= Convent of the Assumption =

Catholic private school in Devon, England

The Convent of the Assumption at Sidmouth, Devon, was a Catholic girls-only, private boarding school.

==History==

===Arrival of the Sisters of the Assumption (1882–1914)===

The Sisters of the Religious of the Assumption are a Catholic, female congregation founded in Paris in 1839 by Saint Anne Eugenie Milleret (in her religious life took the name Marie Eugenie of Jesus) along with Fr. Theodore Combalot. The nuns of this congregation arrived in Sidmouth in 1882 first settling at Cottington House, before relocating to their new, purpose-built convent two years later (in 1884). The convent's chapel served the local Catholic parish at this time.

It was reported at the laying of the foundation stone in 1883 that a chapel, convent and residence for a Mrs Monteith was being built on land on the Knowle estate and Mrs Monteith was defraying the cost. The buildings, described as ‘simple’ were built by a local builder. The estimated cost was between £2000 and £3000 and it was anticipated it would take 12 months to build.

Boarding House and Holiday Retreat

The convent took in female boarders. Advertisements were placed in newspapers from 1895. ‘Lady boarders received at the Convent and in a Villa adjoining. Climate mild and healthy. Apartments filled up with home comforts. For particulars apply to the Rev. Mother Superior’. By 1906 advertisements were being placed nationwide. ‘Assumption convent, Sidmouth, Devon. Lady boarders received in well furnished apartments, healthy position, lovely views of sea and country, excellent cuisine and attendance, terms moderate. Apply Superior’. In the 1901 census all of the boarders, who were single or widowed, were not in employment but living by private means. There were still a handful of these boarders in the 1939 census.

In 1885 an advertisement for retreats was placed. ‘Convent for the Assumption Sidmouth. The nuns receive a few delicate children for education and ladies for private retreats at any time throughout the year’ In 1897 the convent was recommended as a Catholic holiday resort and there were many visitors as well as the borders. ‘The nuns devote themselves to teaching, and are always most ready and willing to instruct the children of visitors in their cathecism’.
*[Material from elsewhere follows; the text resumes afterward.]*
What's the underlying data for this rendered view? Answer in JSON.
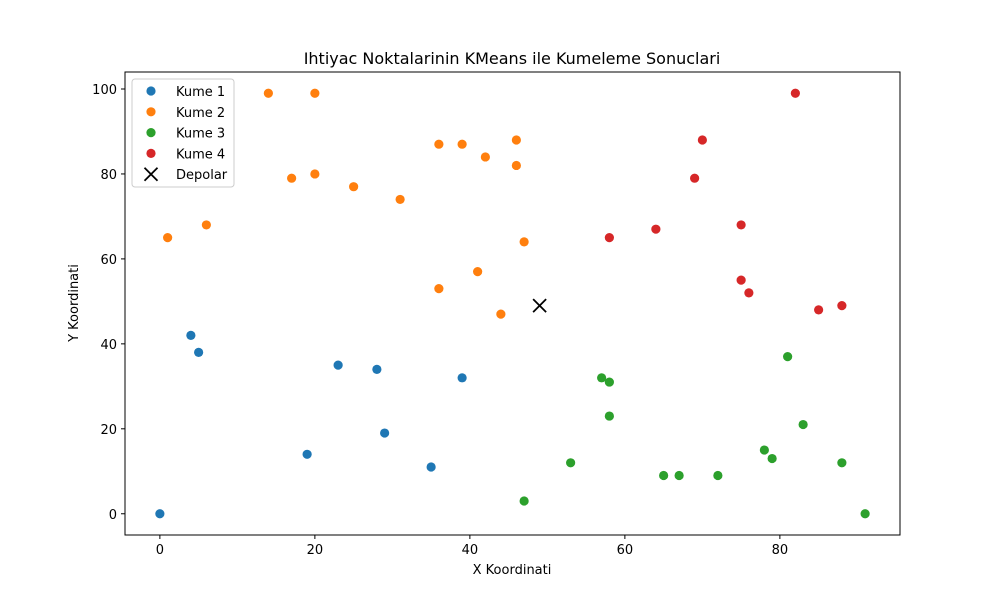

One notable boarder was Pauline Hingeston (1840-1906), a major benefactoress of the convent. Miss Hingeston moved to Sidmouth from Brighton following the death of her mother. There is a memorial plaque in the chapel and she is buried in the convent graveyard.

The Assumption Orphanage and school

The Assumption Orphanage for girls and a school was established at the convent in 1898. £1000 was raised and a two storey building was attached to the convent. The ground floor was a refectory and parochial voluntary school and upstairs a dormitory and further classroom. It was reported at the laying of the foundation stone that children would be educated in practical and technical subjects rather than theoretical and scientific and ‘they were not taught subjects that would not be of use to them in life to be a good servant’. According to the census’ there were 15 orphans resident in 1901 and 13 orphans in 1911. Girls in the orphanage, who came from anywhere in the country, were sponsored or maintained through funds raised. The orphanage was discontinued in 1914 and subsequently a fee paying boarding school was established.

===A school is established (1914–1976)===

One of the founding motivations for the congregation was the "regeneration of society through the education of girls and women" therefore, when three Belgium girls sheltering from the devastation of the Great War were not able to return home (and were subsequently joined by other girls from Belgium), the sisters decided to begin teaching at the site. The first lessons were held on 13 September 1914. The convent's Mother Superior from 1911 to 1928, Ellen Lansdell (9 April 1861 – 18 June 1949), a nun who was also known as Mother Lelia, is credited with starting to teach at the site (along with two other sisters), effectively founding the school. In 1921 there were 55 girls boarding at the school.

===House system===

There were two houses that the students gained admission to once they had achieved high academic and sporting prowess and demonstrated good conduct; these were St. Paul's (green) and St. Peter's (red).

==British Council association==

The convent school at Sidmouth was the first and only independent preparatory school to be members of the British Council's Education Counselling Service, which accounts for the large international presence from the school's earliest days.

== St. John's School, Devon (1976–present) ==
The former convent's buildings now form St John's School, an independent, co-educational day and boarding school for children aged 2.5-16. In 2007, the school was brought under the International Education Systems (IES) umbrella.

==Associated people==
- The English Rugby player Joe Launchbury attended St John's, as did cricketers Adam Dibble and Jodie Dibble
- The English hymn writer Matthew Bridges (14 July 1800 – 6 October 1894), who wrote the lyrics to Crown Him with Many Crowns along with Godfrey Thring, had a home at the site and is buried there.
- Mother Margaret McFarlin, nun and educator, and the person credited with steering Siegfried Sassoon towards the Catholic faith, taught at the convent. Sassoon once described her as "the greatest benefactor of my life".
- The English scholar, Christopher Dawson sent both his daughters to board at the convent in Sidmouth.